Corporations that fall within the scope of the Act must submit what’s called a Beneficial Ownership Information (BOI) report to the Treasury Department by January 1, 2025, or face significant fines—and possibly even jail time—for noncompliance. 

What’s the CTA? 

According to, “Congress passed the Corporate Transparency Act on a bipartisan basis. This law creates a new beneficial ownership information reporting requirement as part of the U.S. government’s efforts to make it harder for bad actors to hide or benefit from their ill-gotten gains through shell companies or other opaque ownership structures.”

More specifically, according to a recent legal update written by Ingrid C. Manevitz, partner, and Kristin Pendergrass, of counsel, at New York City–based law firm Seyfarth Shaw LLP, “At a high level, the goal of the CTA and its associated beneficial ownership information regulations … is to penetrate through layers of intermediate entities and identify to the U.S. Department of Treasury’s FinCEN, for law enforcement purposes, the individuals ultimately exercising control or enjoying ownership of entities doing business in the US.”

Manevitz and Pendergrass go on to explain that “the CTA requires certain entities (each a ‘Reporting Company’) to report specific beneficial ownership information (BOI) to FinCEN, and any change to previously reported information within a specified time period. All reports and filings are submitted online through FinCEN’s E-Filing System.” 

What has that got to do with residential condos or co-ops? Quite a bit. As is often the case with legislation targeting corporations and nonprofit business entities, the CTA doesn’t contain language specifically carving out exceptions for HOAs, condo associations, or residential co-ops—nonprofit corporate entities that also happen to be people’s homes.

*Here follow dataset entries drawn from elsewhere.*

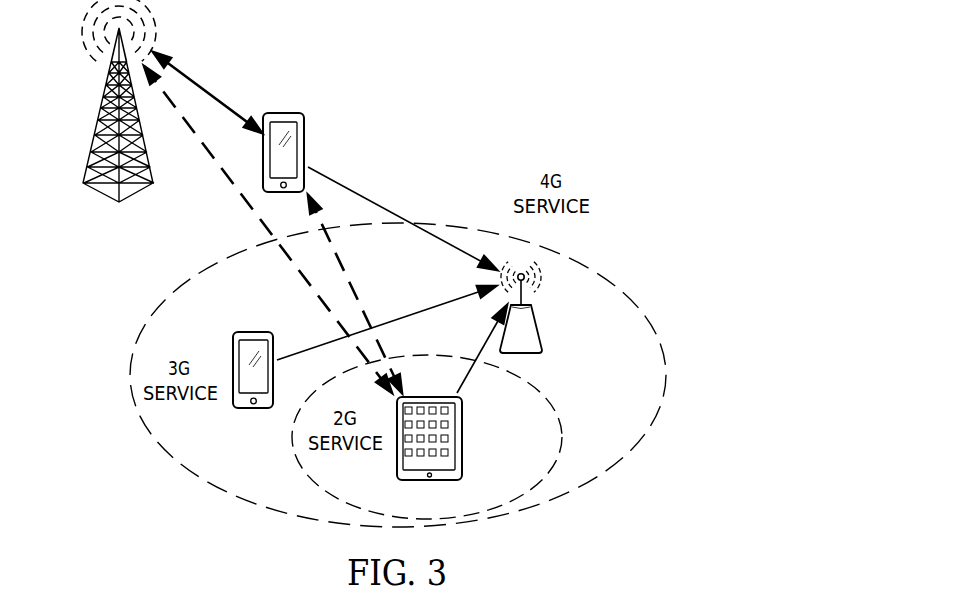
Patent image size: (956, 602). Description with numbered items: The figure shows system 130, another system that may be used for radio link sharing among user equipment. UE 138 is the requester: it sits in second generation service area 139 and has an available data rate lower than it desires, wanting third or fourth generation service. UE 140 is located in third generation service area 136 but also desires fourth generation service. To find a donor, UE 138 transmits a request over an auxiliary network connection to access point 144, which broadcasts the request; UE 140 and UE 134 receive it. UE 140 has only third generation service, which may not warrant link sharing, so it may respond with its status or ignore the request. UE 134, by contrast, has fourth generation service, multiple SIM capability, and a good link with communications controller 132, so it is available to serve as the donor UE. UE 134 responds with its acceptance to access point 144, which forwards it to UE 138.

The system 130 is at (562, 72).
The communications controller 132 is at (98, 115).
The UE 134 is at (304, 152).
The 3G service area 136 is at (672, 402).
The UE 138 is at (462, 437).
The 2G service area 139 is at (562, 425).
The UE 140 is at (250, 410).
The access point 144 is at (536, 330).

The Community Associations Institute (CAI) has taken a firm anti-CTA position. According to several statements on the matter, CAI finds that the CTA’s reporting requirements “unintentionally apply to more than 350,000 local volunteer-driven, homeownership nonprofit organizations in the United States. Community associations, also known as homeowners associations, condominium associations, and housing cooperatives, are usually organized as state nonprofit corporations—and therefore are swept into the Business Ownership Information (BOI) reporting requirements of the Anti-Money Laundering/Corporate Transparency Act.” 

Although the language of the CTA doesn’t specifically name condominium association boards, based on the language it does contain, and how condos, co-ops, and HOAs must register with their respective states, “the CTA applies to cooperative corporations and may apply to condominiums,” say Manevitz and Pendergrass, “and adds a new material layer of regulatory compliance for entities, and carries both civil and criminal penalties for non-compliance.”

While there has been some debate in legal circles as to whether the CTA applies to all multifamily associations, and a recent legal ruling has even thrown the constitutionality of the Act itself into question (more on that in a moment), most attorneys and management firms are operating under the assumption that the CTA does indeed include HOAs, condominium associations, and co-op corporations—and their directors and trustees—and are counseling their client boards to plan accordingly in order to avoid running afoul of the Act and incurring steep penalties. And those penalties are no joke; failure to submit can result in civil fines of $500 per day and criminal penalties of up to $10,000, as well as up to 24 months in prison.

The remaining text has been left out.